1.2 Die Beschwerdeführer berufen sich auf eine ganze Reihe von Bestimmungen der
Bundesverfassung, der EMRK und des UNO-Pakts II, ohne indessen konkret und
substantiiert zu begründen, inwiefern diese verletzt sein sollen. Die konkreten
Vorbringen erschöpfen sich allerdings in den zulässigen Rügen, der
Kantonsgerichtsausschuss habe das OHG verletzt und das kantonale Prozessrecht
willkürlich angewandt. Diese sind zulässig.

2.
2.1 Das Opfer kann sich am Strafverfahren beteiligen und insbesondere den
Gerichtsentscheid mit den gleichen Rechtsmitteln anfechten, wie der
Beschuldigte, wenn es sich bereits vorher am Verfahren beteiligt hat und soweit
der Entscheid seine Zivilansprüche betrifft oder sich auf deren Beurteilung
auswirken kann (Art. 8 Abs. 1 lit. c OHG). Die Behörden haben das Opfer in
allen Verfahrensabschnitten über seine Rechte zu informieren (Abs. 2). Nach
Art. 9 Abs. 1 OHG hat das Strafgericht über die Zivilansprüche des Opfers zu
befinden, solange der Täter nicht freigesprochen worden oder das Verfahren
eingestellt worden ist. Das Gericht kann dabei zunächst nur den Strafpunkt
beurteilen und die Zivilansprüche später behandeln (Abs. 2). Würde die
vollständige Behandlung der Zivilansprüche einen übermässigen Aufwand bedeuten,
kann das Strafgericht darüber im Grundsatz befinden und die Opfer im Übrigen
ans Zivilgericht verweisen (Abs. 3).
Während sich somit die Legitimation des Opfers zur Anfechtung eines kantonal
erstinstanzlichen Entscheids aus dem Bundesrecht - hier Art. 8 Abs. 1 lit. c
OHG - ergibt, richtet sich die Form der Beteiligung am Strafverfahren nach dem
einschlägigen kantonalen Prozessrecht.

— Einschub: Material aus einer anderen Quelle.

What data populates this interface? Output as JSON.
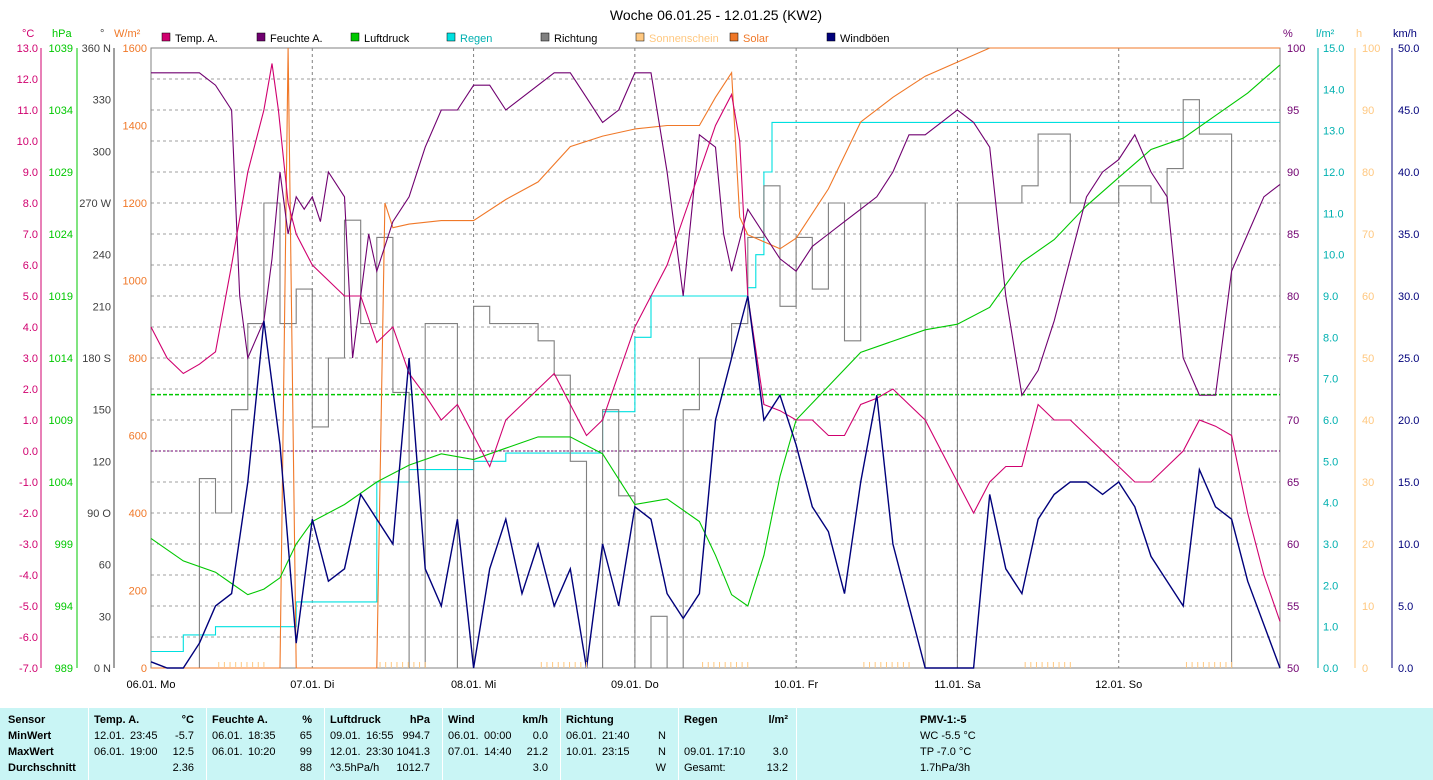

Dessen Regelungen dürfen indessen nicht
derart ausgestaltet sein oder angewendet werden, dass sie die Durchsetzung der
Zivilansprüche des Opfers im Strafverfahren übermässig erschweren und dadurch
Sinn und Zweck des Opferhilfegesetzes zuwiderlaufen würden (BGE 120 IV 44 E. 5a
S. 55). Aus Sinn und Zweck des Opferhilfegesetzes ergibt sich indessen, dass
das Opfer Rechtsmittel im Strafpunkt nur soll ergreifen können, wenn es, soweit
zumutbar, seine Zivilansprüche im Strafverfahren geltend gemacht hat. Das
Strafverfahren darf nicht nur ein Vehikel zur Durchsetzung von Zivilforderungen
in einem Zivilprozess sein, den das Opfer nach Abschluss des Strafverfahrens,
je nach dessen Ausgang anzustrengen gedenkt (BGE 131 IV 195 E. 1.1.2; 120 IV 44
E. 4b S. 53).

2.2 Nach Art. 130 Abs. 2 StPO ist eine Adhäsionsklage innert 20 Tagen nach
Eingang der Verfügung betreffend den Schluss der Untersuchung durch ein
schriftlich formuliertes Begehren einzureichen. Diese Bestimmung ist klar, und
es ist nicht nachvollziehbar, inwiefern sie die Vorgabe des Opferhilfegesetzes,
dass dem Opfer die Möglichkeit eingeräumt werden muss, im Strafverfahren
Zivilansprüche geltend zu machen, übermässig erschweren oder gar vereiteln
sollte. Diese Rechtslage wurde dem Rechtsvertreter der Beschwerdeführer in
Dispositiv-Ziffer 3 der Schlussverfügung zudem ausdrücklich und unzweideutig
mitgeteilt. Dieser hat in der Folge - unbestrittenermassen nach Ablauf der
20-tägigen Rechtsmittelfrist - das Begehren gestellt, die
Schadenersatzforderungen der Beschwerdeführer dem Grundsatz nach zu beurteilen.
Diese Forderung hat er anschliessend zurückgezogen, unter dem Vorbehalt, was
nach bündnerischem Recht zulässig ist, sie vor einem Zivilgericht wieder
einzuklagen.
Damit erweist sich, dass die Beschwerdeführer die Möglichkeit gehabt hätten,
ihre Zivilforderungen im Strafverfahren einzubringen. Sie taten dies auch,
woraus sich ergibt, dass ihnen dies zumutbar war, auch wenn sie, was durchaus
nachvollziehbar ist, ihre Forderungen innerhalb der Rechtsmittelfrist noch
nicht beziffern konnten. Dies stand dem Begehren, über die Forderung im
Grundsatz zu befinden, nicht entgegen, und der Strafrichter wäre nach Sinn und
Zweck von Art. 8 und 9 OHG auch verpflichtet gewesen, dies zu tun. Mit ihrem
Rückzug der Zivilforderung haben die Beschwerdeführer auf deren Beurteilung
durch den Strafrichter freiwillig verzichtet. Dass sie dies wohl nur deshalb
taten, weil ihr Rechtsvertreter die Frist zur Einreichung der Zivilforderung
verpasst hatte und die Erfolgsaussichten, den Anspruch vom Strafrichter
zugesprochen zu erhalten, entsprechend gering waren, vermag nichts daran zu
ändern, dass sie ihre Forderung nicht vom Strafrichter beurteilen liessen,
obwohl dies zumutbar und nach den einschlägigen Bestimmungen des Bündner
Strafprozessrechts auch ohne weiteres möglich gewesen wäre.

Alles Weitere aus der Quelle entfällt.